A la luz de lo estudiado, no podrán reclamarse a través de la LOE, aunque la jurisprudencia anterior a la LOE del art. 1591 C.c. incluyera en el régimen indemnizatorio muchos de esos daños. Actualmente sin embargo entendemos –por lo expuesto en capítulos anteriores– que la aplicación del art. 1591 C.c. debe ceñirse exclusivamente a la reclamación por incumplimientos contractuales entre los agentes y –para este caso concreto– para que el promotor pueda reclamar el resarcimiento del constructor y el arquitecto por incumplimientos en el ámbito del arrendamiento de obra.
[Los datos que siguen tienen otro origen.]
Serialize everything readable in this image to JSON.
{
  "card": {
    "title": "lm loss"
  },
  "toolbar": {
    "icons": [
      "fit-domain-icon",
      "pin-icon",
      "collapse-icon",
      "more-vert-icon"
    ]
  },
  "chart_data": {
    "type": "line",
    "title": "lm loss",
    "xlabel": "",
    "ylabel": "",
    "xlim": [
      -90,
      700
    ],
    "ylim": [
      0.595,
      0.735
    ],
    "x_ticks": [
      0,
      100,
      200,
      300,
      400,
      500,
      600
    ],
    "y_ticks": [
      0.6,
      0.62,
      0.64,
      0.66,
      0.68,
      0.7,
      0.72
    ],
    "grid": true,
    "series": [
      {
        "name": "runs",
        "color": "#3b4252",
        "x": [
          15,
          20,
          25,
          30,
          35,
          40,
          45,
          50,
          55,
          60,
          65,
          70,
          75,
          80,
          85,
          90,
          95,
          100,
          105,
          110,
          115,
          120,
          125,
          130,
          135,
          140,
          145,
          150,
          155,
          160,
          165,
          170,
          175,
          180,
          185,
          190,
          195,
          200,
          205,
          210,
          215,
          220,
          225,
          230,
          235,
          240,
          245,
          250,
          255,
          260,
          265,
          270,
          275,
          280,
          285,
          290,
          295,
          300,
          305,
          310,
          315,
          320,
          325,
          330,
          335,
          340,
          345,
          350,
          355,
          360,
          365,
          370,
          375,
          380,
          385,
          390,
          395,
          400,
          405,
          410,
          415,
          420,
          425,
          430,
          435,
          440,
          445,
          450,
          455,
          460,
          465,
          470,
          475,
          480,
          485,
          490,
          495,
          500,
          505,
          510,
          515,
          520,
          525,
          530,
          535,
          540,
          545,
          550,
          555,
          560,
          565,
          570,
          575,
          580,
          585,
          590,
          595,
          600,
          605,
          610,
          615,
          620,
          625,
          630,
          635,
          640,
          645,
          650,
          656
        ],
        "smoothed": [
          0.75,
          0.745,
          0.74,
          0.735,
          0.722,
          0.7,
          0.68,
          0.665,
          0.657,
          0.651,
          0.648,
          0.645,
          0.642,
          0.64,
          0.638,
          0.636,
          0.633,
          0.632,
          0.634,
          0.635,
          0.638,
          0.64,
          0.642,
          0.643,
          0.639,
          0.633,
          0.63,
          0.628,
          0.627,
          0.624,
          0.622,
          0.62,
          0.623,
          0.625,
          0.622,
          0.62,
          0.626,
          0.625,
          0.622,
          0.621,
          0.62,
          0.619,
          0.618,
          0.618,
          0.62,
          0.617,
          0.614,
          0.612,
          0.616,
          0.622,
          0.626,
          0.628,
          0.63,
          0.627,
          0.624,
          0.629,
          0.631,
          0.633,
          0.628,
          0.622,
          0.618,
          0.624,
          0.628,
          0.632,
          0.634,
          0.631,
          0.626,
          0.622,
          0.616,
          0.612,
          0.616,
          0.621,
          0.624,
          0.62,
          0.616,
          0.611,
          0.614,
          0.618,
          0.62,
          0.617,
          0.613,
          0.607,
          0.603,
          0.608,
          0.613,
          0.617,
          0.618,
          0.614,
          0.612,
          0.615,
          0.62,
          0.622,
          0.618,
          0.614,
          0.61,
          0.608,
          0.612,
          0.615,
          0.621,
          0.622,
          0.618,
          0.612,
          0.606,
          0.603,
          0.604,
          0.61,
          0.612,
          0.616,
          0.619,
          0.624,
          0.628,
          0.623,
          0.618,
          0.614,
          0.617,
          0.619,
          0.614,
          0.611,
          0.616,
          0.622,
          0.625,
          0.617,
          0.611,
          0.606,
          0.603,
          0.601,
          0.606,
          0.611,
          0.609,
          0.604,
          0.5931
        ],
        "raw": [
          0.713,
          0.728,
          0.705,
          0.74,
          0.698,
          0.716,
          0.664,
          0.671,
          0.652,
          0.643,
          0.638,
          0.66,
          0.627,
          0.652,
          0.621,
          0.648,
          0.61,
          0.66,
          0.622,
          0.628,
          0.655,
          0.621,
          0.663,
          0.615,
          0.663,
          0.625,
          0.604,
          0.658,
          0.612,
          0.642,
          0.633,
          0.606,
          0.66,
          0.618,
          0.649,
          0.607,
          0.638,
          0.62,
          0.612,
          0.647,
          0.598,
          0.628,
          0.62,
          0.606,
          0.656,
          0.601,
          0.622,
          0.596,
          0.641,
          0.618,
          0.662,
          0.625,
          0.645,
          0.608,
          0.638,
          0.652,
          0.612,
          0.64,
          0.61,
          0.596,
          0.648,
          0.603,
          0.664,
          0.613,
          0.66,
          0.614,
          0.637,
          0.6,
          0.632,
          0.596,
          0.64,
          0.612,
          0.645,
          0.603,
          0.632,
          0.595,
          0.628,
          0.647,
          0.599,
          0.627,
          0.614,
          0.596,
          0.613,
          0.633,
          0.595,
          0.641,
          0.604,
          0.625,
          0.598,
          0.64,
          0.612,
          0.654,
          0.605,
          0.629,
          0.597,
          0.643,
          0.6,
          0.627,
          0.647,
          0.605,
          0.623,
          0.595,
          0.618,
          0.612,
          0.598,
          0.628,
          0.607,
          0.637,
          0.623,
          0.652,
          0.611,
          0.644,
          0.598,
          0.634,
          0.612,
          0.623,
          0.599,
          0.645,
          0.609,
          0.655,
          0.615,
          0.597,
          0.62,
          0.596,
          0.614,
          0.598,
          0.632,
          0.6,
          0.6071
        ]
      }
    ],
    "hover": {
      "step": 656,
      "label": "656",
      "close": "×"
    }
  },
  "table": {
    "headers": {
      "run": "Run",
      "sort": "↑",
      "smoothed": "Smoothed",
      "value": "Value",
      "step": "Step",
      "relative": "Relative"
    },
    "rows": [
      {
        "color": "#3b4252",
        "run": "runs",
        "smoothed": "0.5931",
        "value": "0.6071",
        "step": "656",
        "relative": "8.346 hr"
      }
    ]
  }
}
Resulta innegable que si los vicios o defectos materiales del edificio ocasionan daños adyacentes de carácter patrimonial, personal o moral, tanto a los propietarios como a terceros, los agentes que resulten responsables de dichos defectos causantes de daños adyacentes, podrán ser condenados a reparar esos daños siempre que se ejerciten contra ellos las acción correspondientes a la naturaleza contractual o extracontractual de su responsabilidad, pero en cualquier caso ajena a la LOE: en estos casos deberá procederse a indemnizar o a reparar en función de la naturaleza de los daños y del régimen jurídico que les sea aplicable.